Finalement, dans quelle mesure les préoccupations et habitudes de l’individu entrainent un (4) dysfonctionnement dans son quotidien ? C’est-à-dire, une perte des repères habituels dans des domaines importants, tels qu’avoir un réseau social satisfaisant, s’investir dans plusieurs sphères comme les études, le travail, la famille, les loisirs, etc. Un exemple courant : l’individu s’isole de son entourage au point où son réseau s’effrite au fil du temps.

La réflexion est volontairement axée sur les manifestations permettant d’identifier si des préoccupations, comportements et habitudes en lien avec l’activité physique et l’alimentation sont dans le registre du « malsain », mais l’inverse est aussi vrai : plusieurs présentent un certain niveau de préoccupations et ont à cœur d’entretenir certaines habitudes d’activité physique et d’alimentation sans jamais présenter les éléments mentionnés plus haut (détresse, réactions des proches, fonctionnement quotidien affecté, etc.). Ainsi, et c’est pourquoi je me réserve de mettre le terme malsain entre guillemets, il importe de positionner les habitudes en lien avec l’activité physique et l’alimentation sur un continuum, où se trouve à l’extrémité gauche une absence de préoccupations, ce qui est plutôt rare, et à l’extrémité droite, des préoccupations marquées entrainant souffrance et dysfonctionnement, où l’on parle ici d’un trouble des conduites alimentaires. Quand on sait que l’anorexie est présente chez 0,4 % de la population générale, et que la prévalence de la boulimie se situe entre 1 et 1,5 % (APA, 2013), on peut en conclure qu’ils sont eux aussi relativement rares, mais non moins importants. Entre les deux pôles du continuum se trouve une multitude de comportements et d’attitudes plus ou moins problématiques.

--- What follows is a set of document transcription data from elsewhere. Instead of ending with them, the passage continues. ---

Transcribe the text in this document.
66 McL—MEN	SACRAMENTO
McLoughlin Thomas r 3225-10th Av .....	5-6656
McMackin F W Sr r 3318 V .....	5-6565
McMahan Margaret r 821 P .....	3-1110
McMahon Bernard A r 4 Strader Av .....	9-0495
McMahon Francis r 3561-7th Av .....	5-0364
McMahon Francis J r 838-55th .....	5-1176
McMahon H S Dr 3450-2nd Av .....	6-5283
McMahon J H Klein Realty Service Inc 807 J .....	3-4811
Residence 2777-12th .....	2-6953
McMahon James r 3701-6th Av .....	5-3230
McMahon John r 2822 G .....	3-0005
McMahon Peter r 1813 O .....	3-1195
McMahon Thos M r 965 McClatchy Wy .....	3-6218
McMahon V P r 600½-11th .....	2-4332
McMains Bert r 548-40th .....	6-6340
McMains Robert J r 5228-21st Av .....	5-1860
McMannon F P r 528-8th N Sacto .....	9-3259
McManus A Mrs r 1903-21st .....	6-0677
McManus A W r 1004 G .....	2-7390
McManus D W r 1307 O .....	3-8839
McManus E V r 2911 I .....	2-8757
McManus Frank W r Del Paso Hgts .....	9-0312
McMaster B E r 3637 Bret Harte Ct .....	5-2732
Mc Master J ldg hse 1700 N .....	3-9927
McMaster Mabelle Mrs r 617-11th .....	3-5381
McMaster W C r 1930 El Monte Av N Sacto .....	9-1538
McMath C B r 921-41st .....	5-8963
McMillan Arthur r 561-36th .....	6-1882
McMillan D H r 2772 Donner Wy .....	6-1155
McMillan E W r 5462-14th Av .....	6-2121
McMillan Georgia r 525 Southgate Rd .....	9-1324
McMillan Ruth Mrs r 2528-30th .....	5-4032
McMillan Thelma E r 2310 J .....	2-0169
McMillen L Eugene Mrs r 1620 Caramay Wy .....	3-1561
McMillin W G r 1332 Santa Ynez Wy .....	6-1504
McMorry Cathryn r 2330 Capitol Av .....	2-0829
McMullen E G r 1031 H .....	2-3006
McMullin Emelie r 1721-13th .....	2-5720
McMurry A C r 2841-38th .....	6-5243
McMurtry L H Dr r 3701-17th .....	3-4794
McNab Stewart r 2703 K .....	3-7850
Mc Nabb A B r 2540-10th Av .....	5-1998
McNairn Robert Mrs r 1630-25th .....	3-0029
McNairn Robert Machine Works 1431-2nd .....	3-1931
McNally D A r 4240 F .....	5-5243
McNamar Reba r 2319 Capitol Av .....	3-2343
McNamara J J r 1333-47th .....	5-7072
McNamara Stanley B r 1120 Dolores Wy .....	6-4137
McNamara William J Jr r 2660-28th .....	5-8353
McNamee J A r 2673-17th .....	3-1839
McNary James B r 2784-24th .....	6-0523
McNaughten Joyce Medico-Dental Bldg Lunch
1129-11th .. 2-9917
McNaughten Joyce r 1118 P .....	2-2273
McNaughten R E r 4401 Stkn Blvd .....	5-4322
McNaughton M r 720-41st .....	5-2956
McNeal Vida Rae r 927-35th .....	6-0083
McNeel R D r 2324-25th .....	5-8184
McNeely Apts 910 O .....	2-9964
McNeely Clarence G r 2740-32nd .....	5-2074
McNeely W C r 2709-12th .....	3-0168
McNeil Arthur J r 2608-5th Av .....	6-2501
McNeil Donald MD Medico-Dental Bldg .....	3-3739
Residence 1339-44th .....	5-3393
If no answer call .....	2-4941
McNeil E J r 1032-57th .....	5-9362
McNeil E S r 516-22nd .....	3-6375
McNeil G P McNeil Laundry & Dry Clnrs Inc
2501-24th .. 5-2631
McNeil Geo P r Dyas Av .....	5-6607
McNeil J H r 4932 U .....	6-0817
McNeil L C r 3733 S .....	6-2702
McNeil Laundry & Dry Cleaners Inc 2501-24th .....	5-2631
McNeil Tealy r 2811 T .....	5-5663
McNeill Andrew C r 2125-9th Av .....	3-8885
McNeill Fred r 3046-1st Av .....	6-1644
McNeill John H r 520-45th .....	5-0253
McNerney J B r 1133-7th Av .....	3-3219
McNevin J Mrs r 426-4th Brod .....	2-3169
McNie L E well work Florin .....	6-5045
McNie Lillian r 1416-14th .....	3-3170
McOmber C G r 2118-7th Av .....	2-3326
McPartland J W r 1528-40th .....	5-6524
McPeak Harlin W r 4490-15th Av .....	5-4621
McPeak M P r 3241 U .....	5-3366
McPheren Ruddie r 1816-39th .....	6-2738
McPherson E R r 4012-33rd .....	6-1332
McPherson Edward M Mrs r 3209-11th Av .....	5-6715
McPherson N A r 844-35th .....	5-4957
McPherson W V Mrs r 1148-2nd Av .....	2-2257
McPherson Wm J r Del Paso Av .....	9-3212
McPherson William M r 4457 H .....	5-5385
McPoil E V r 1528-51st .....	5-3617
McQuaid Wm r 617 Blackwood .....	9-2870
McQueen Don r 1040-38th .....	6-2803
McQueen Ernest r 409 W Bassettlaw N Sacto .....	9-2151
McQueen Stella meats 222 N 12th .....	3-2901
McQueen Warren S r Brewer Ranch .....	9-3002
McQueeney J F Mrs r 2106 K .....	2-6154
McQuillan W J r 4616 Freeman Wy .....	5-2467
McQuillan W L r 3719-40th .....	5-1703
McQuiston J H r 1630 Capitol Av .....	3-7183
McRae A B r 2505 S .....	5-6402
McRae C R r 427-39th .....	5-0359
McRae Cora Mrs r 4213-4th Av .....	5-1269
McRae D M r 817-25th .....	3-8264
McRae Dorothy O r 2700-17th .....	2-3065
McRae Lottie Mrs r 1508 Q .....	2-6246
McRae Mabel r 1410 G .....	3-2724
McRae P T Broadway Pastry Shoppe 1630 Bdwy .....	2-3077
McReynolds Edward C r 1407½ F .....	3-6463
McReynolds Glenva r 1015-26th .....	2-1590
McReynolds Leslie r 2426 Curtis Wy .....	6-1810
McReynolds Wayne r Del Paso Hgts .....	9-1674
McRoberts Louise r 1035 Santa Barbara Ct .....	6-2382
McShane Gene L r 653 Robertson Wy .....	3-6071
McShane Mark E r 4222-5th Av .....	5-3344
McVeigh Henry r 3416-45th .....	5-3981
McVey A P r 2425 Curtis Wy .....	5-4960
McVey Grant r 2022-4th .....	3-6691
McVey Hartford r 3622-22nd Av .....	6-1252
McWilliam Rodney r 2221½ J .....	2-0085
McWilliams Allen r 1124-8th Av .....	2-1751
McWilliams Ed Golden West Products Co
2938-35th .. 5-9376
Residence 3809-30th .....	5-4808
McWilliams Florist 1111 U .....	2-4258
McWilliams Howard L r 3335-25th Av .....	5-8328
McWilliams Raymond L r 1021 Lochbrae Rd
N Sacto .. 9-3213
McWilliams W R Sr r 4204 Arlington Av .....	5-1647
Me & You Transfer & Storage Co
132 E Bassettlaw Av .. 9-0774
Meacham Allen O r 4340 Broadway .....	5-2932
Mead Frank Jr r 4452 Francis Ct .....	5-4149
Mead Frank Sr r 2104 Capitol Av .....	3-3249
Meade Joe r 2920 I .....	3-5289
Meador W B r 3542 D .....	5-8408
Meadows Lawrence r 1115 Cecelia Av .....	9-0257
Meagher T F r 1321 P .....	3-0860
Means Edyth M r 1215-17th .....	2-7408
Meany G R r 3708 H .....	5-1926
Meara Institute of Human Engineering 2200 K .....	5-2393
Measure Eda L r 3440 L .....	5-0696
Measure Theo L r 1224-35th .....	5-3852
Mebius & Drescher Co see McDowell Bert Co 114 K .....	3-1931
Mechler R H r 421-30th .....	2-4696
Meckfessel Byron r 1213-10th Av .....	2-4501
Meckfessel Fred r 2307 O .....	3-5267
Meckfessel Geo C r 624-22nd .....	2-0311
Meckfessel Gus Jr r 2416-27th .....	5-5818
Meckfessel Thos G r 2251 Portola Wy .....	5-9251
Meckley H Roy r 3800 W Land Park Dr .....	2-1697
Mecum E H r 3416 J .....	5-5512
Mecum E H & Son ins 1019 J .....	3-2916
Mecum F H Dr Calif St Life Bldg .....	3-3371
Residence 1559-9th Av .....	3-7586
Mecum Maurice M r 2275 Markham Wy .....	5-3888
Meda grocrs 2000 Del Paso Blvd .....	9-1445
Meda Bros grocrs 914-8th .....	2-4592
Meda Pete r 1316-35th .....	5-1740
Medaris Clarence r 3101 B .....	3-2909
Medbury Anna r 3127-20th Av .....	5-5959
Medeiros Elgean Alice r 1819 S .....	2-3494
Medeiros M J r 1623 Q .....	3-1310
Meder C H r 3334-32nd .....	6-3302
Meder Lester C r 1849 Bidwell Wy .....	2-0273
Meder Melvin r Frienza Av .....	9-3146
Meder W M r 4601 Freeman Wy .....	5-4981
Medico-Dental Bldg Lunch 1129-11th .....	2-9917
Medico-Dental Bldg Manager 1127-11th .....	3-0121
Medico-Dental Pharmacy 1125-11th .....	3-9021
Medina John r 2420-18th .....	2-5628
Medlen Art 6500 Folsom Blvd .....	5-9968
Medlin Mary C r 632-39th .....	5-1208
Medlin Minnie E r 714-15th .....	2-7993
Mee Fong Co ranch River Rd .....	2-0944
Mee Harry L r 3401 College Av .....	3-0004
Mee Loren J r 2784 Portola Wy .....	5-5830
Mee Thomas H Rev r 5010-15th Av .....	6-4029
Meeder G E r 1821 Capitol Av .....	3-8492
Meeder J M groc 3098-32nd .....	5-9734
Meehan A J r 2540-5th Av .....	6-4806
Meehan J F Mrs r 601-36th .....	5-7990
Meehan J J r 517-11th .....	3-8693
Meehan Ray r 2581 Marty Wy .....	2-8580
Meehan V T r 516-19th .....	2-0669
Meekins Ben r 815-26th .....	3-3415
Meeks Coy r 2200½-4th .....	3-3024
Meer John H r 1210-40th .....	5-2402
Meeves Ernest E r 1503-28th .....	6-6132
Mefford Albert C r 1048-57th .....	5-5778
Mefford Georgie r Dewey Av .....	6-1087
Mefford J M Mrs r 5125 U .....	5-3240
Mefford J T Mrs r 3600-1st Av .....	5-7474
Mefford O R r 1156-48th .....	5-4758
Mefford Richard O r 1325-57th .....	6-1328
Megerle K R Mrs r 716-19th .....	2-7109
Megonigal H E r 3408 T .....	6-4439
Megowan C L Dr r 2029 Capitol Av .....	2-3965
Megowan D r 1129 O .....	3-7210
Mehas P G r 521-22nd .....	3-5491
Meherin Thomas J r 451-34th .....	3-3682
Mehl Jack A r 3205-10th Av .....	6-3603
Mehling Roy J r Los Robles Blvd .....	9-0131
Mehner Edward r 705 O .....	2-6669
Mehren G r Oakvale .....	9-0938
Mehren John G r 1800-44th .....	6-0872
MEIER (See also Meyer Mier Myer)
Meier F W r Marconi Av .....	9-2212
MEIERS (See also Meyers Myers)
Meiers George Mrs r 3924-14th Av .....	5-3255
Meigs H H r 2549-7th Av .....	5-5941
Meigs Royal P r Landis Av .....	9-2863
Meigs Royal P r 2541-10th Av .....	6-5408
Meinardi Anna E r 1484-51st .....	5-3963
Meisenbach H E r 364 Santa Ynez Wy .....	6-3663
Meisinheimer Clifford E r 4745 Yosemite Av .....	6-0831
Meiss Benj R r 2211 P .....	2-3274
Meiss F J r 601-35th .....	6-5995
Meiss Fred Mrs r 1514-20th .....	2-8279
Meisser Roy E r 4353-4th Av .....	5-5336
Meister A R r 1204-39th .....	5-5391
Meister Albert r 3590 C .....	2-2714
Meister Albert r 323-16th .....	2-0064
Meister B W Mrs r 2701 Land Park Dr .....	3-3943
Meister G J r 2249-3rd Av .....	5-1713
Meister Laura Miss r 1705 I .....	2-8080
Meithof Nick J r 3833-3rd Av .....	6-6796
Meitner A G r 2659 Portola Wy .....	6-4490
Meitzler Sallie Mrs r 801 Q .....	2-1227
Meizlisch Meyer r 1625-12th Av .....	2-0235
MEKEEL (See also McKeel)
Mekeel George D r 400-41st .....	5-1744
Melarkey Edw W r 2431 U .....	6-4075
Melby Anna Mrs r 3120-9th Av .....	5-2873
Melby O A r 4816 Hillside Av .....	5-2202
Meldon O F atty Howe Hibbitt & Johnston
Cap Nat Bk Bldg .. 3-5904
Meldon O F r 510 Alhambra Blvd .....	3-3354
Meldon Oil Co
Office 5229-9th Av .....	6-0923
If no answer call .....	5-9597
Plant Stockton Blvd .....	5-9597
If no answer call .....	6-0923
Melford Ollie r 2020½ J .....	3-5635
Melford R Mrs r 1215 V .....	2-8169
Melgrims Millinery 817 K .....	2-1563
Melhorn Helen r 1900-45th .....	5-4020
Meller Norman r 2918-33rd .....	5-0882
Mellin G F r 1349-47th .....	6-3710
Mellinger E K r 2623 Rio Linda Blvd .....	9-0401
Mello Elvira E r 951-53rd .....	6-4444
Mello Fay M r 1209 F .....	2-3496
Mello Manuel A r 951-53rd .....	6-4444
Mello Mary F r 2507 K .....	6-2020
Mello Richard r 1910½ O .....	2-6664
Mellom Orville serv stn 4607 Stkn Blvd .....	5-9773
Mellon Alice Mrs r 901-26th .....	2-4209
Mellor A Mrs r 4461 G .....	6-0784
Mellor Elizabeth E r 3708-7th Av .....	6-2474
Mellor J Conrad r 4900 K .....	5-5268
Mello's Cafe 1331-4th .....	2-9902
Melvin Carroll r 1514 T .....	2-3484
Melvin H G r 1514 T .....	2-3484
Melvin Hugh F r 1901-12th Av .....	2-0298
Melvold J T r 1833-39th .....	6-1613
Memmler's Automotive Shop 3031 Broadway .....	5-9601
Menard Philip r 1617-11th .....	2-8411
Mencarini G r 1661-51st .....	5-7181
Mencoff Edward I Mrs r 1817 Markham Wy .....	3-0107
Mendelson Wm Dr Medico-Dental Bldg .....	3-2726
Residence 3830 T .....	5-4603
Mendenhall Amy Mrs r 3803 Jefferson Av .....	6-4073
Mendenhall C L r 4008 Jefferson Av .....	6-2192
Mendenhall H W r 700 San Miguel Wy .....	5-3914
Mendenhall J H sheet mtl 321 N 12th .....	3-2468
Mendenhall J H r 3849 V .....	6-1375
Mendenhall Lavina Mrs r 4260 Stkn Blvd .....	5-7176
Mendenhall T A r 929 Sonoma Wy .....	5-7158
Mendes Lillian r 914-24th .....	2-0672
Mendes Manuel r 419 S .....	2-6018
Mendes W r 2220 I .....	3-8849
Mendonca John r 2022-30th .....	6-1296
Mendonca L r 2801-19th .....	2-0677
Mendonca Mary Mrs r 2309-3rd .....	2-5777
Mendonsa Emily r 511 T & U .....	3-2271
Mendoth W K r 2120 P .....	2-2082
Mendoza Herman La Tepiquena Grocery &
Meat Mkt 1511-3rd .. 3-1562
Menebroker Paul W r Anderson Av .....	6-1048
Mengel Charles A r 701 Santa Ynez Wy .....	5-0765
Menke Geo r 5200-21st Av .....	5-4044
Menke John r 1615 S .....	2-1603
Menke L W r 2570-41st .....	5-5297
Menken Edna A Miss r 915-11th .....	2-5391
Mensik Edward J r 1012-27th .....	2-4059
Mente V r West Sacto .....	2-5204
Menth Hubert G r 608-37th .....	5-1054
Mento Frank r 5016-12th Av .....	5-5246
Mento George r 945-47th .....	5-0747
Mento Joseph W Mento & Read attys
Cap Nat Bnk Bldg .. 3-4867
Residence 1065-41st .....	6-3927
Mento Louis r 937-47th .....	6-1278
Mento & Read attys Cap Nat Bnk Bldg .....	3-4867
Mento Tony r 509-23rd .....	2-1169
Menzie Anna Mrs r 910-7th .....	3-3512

En terminant : quand consulter ?

Dans une certaine mesure, il n’y a pas de bonnes ou de moins bonnes raisons pour décider de consulter un thérapeute. Cette décision repose globalement sur une volonté de réfléchir autrement sur soi, approfondir sa compréhension de certains comportements, attitudes ou patterns personnels qu’on aimerait changer, et se réapproprier du pouvoir sur sa vie. Dans cette optique, il s’agit là d’une démarche accessible pour tous. Bien sûr, si vous vous reconnaissez ou reconnaissez un proche ou un client dans cet article, l’idée de consulter ou de référer est certainement une avenue à considérer sérieusement. Si vous avez des questions ou des commentaires, il me fera plaisir d’y répondre.